Elisabeth Tova Bailey, The Sound of a Wild Snail Eating. Lovely and meditative, half memoir and half natural history. While Bailey was bedbound with a mysterious virus, a friend brought her a potted violet with a woodland snail in the pot. This book is about her illness and her time spent watching the snail, one might almost be moved to say becoming friends with it, and it's just really really wonderful.

Delia Sherman, The Freedom Maze. The review I read of this said that it was YA, but it isn’t at all—it’s a children’s book, and it’s a very good one. The obvious thing to do is compare it to Octavia Butler's Kindred, but I’m not sure that the comparison is either accurate or useful, though this is a time travel novel about slavery. If you've only got world enough and time for one time travel novel about slavery, it probably ought to be the Butler, but that's not to say that Sherman's book isn't worth reading. It stars thirteen-year-old Sophie, a white girl from Louisiana in the early 1960s. She makes a badly-thought out wish and is sent back in time to the eve of the Civil War, where her ancestors take her for a light-skinned slave. Sophie begins by doing what's expected of her to avoid detection, but by the time she's returned to her proper time her memories have changed so that she really does believe she is who everyone says she is. It's a very short novel, and a genuinely moving one.

C.S. Lewis, A Grief Observed. It reads like C.S. Lewis stylistically and in that I recognize his ways of thinking, and not at all like Lewis in that nothing else of his is so... personal, I suppose, not even Surprised by Joy.
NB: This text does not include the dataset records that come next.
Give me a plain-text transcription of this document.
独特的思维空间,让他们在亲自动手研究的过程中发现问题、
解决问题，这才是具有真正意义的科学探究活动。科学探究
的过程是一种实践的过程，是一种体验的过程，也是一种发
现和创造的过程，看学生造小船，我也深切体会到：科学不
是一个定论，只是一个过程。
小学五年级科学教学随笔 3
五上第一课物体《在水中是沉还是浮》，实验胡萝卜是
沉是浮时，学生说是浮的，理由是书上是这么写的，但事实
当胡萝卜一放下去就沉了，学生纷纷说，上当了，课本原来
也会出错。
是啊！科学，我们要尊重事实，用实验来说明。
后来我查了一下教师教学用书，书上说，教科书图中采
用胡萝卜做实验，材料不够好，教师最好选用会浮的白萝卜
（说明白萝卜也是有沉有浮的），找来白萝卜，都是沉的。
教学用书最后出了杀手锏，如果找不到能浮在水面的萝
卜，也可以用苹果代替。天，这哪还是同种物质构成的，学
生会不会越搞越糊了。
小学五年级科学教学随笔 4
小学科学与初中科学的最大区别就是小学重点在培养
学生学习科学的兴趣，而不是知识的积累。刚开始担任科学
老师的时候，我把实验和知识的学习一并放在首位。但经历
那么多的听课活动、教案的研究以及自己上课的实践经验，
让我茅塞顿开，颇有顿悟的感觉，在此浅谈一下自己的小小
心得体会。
It's more or less exactly the book you'd expect him to write, which is not even a little bit a critique.

PART TWO: THE STATS.

Sixteen books by eleven women and six men. (Which comes to seventeen because I'm counting Fiona Staples, the illustrator of Saga, as an author.) One comic, four books of nonfiction, two MG, three YA, two Chaucer, the rest adult sci-fi/fantasy. Ten that I and family own, the rest from various libraries. Seven paper, eight digital.

PART THREE: EVERYTHING ELSE.

I'm not doing a complete list this month of what I started and abandoned, because it's depressing. I tried and failed to read The Man in the High Castle, and I made it a few chapters into Life After Life before I got bored of it. I read most of The Odyssey, and I'm planning to finish it in the next few days. I've also been re-reading Frog & Toad books, which has been more or less where my mind is lately, and I'm working on Troilus and Criseyde. The last thing I started before the end of the month was Naomi Novik's Uprooted.

As of the end of July 2016, I've read 135 books since January. I'll see you next month with another pile!

1 comment:

  1. I always enjoy reading about the books you read. Can't wait to see what you write about the Tales of Canterbury.